Trying to find the link is probably not worth the time since you just need to redirect and remove the query_string to fix any issue. I wouldn't worry about where it came from as much as how to get rid of it and keep it from happening again.
The only result in Google I can find for it (other than other sites where it is in the url) is this thread.
Searching for ArdSI reveals nothing.
Is this a Google glitch? Some other search site or aggregator? A scraper?
Personally, I don't worry as much about the why as I do about how to fix and keep it from happening again, because I feel it's better use of my time... The preceding is only one of the possible causes, and I don't know if that's what it is or not.
As this is a static site and the first occurrence I've just added the query string to robots.txt then I can use WMT url removal tool.

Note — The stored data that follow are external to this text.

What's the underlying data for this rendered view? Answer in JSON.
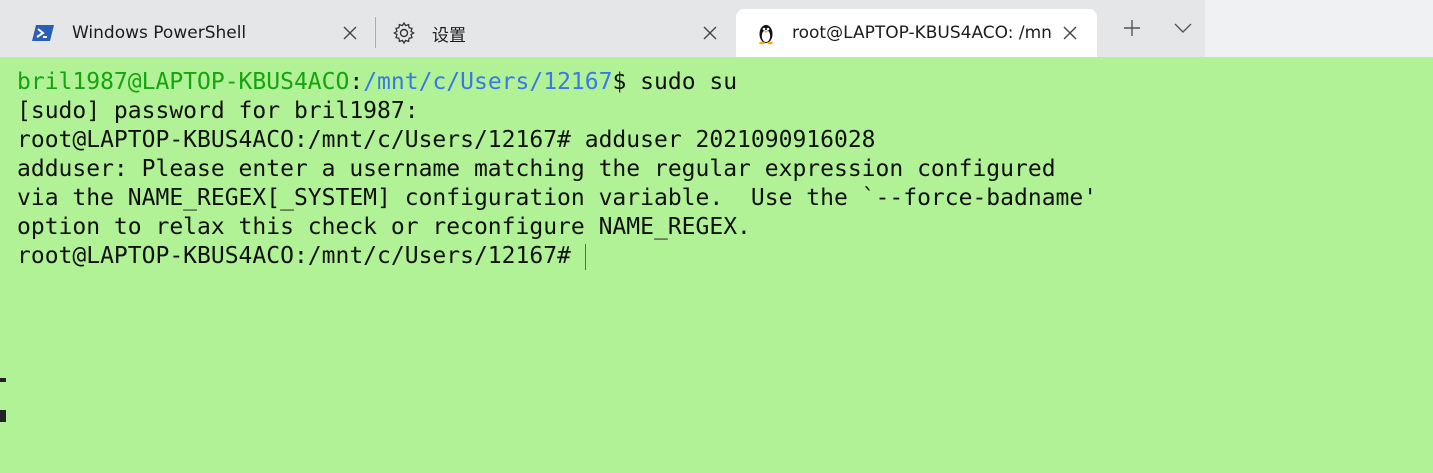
{
  "tabs": [
    {
      "label": "Windows PowerShell",
      "icon": "powershell-icon",
      "active": false
    },
    {
      "label": "设置",
      "icon": "gear-icon",
      "active": false
    },
    {
      "label": "root@LAPTOP-KBUS4ACO: /mn",
      "icon": "linux-penguin-icon",
      "active": true
    }
  ],
  "tab_controls": {
    "new_tab": "+",
    "dropdown": "⌄"
  },
  "terminal": {
    "background": "#b1f296",
    "prompt_user_color": "#16a30f",
    "prompt_path_color": "#3b78e7",
    "line1": {
      "user": "bril1987@LAPTOP-KBUS4ACO",
      "sep": ":",
      "path": "/mnt/c/Users/12167",
      "cmd": "$ sudo su"
    },
    "lines": [
      "[sudo] password for bril1987:",
      "root@LAPTOP-KBUS4ACO:/mnt/c/Users/12167# adduser 2021090916028",
      "adduser: Please enter a username matching the regular expression configured",
      "via the NAME_REGEX[_SYSTEM] configuration variable.  Use the `--force-badname'",
      "option to relax this check or reconfigure NAME_REGEX.",
      "root@LAPTOP-KBUS4ACO:/mnt/c/Users/12167#"
    ]
  }
}
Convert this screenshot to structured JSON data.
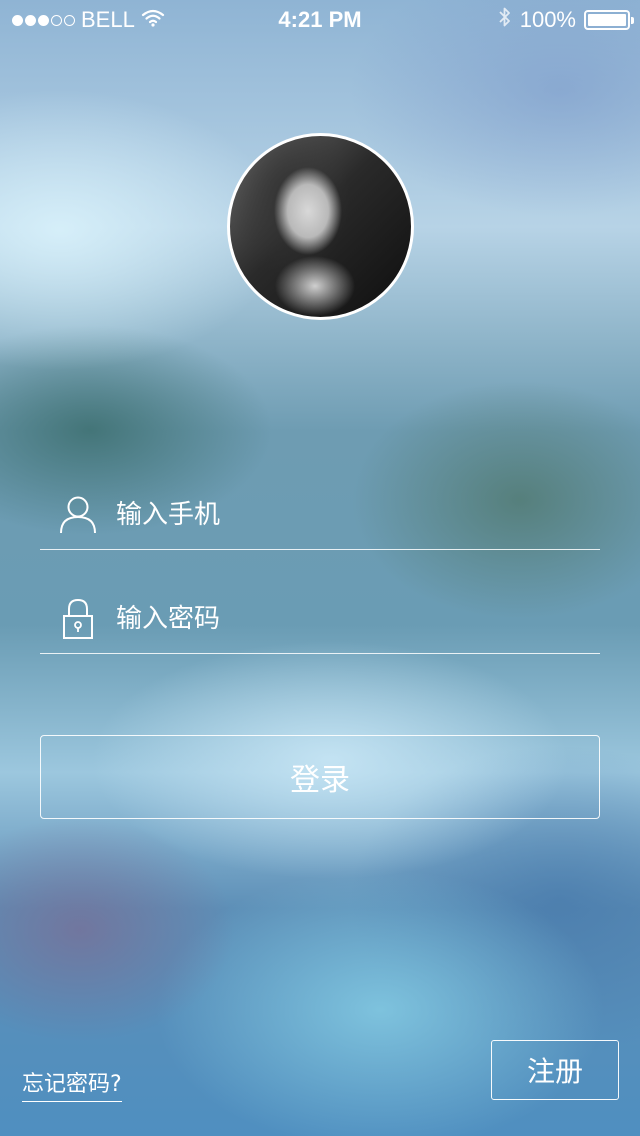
{
  "status_bar": {
    "carrier": "BELL",
    "time": "4:21 PM",
    "battery_percent": "100%",
    "battery_level": 1.0,
    "signal_bars_filled": 3,
    "signal_bars_total": 5,
    "icons": [
      "wifi-icon",
      "bluetooth-icon",
      "battery-icon"
    ]
  },
  "profile": {
    "avatar_icon": "user-avatar-photo"
  },
  "form": {
    "phone": {
      "placeholder": "输入手机",
      "value": "",
      "icon": "user-icon"
    },
    "password": {
      "placeholder": "输入密码",
      "value": "",
      "icon": "lock-icon"
    },
    "login_label": "登录"
  },
  "footer": {
    "forgot_label": "忘记密码?",
    "register_label": "注册"
  },
  "colors": {
    "foreground": "#ffffff",
    "background_accent": "#6a9cb4"
  }
}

Should work fine if it's just this one, but personally, I would recommend using mod_rewrite and redirecting all requests with query_strings to the same location without a query_string so it doesn't keep happening...
RewriteEngine on
RewriteCond %{QUERY_STRING} ^.+
RewriteRule ^(.*)$ http://www.example.com/$1? [R=301,L]
Adding a ? with nothing after it removes the query_string.

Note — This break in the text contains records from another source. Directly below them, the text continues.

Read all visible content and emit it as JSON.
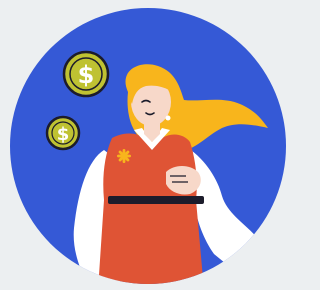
{
  "illustration": {
    "subject": "woman-with-coins",
    "colors": {
      "page_background": "#eceff1",
      "circle_background": "#3559d6",
      "hair": "#f8b51c",
      "skin": "#f7d8c9",
      "dress": "#df5435",
      "shirt": "#ffffff",
      "outline": "#1c1c2b",
      "belt": "#1c1c2b",
      "flower": "#f8b51c",
      "coin": "#bfc232",
      "coin_rim": "#1c1c2b",
      "coin_symbol": "#ffffff"
    },
    "coins": [
      {
        "symbol": "$",
        "size": "large"
      },
      {
        "symbol": "$",
        "size": "small"
      }
    ]
  }
}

I'm not so sure I like the idea of 301-ing anything anyone might throw at a url. I mean, that htaccess effectively says "Yes, this is part of my site". I'd rather serve a 404 which says "Not me".
I'm not so sure I like the idea of 301-ing anything anyone might throw at a url.
All you're doing is removing any query_string they might put there. Not redirecting any requested location. IMO it's actually good practice to not allow non-existent query_strings to be sent.
I'd rather serve a 404 which says "Not me".
Then you'll have to change your site to dynamic rather than static and use a scripting language to serve the 404... Try typing ?anything=whatever-you-want on any of your URLs and you'll see what I mean... A query_string is technically not part of the location requested, but rather information passed to the script at the location requested, which means no query_string on your site will serve a 404 if the location requested (/page.html) from your server is a valid resource.
The code doesn't do anything to change the location /page.html it just removes the query_string. A request for /missing-page.html will still return a 404 just like you want, and by not removing the query_string you are actually sending a stronger signal the location with the query_string is part of your site than you are by removing it, because if you don't remove it the visitor receives a 200 OK for a request with any query_string, which means it is part of your site...
Personally, I'd rather show visitors (including search bots) the information they were looking for at the location requested with a query_string by serving them the resource (page) without the query_string than show them a 404 because someone linked to a page and included a query_string, especially when I know exactly what page they were looking for...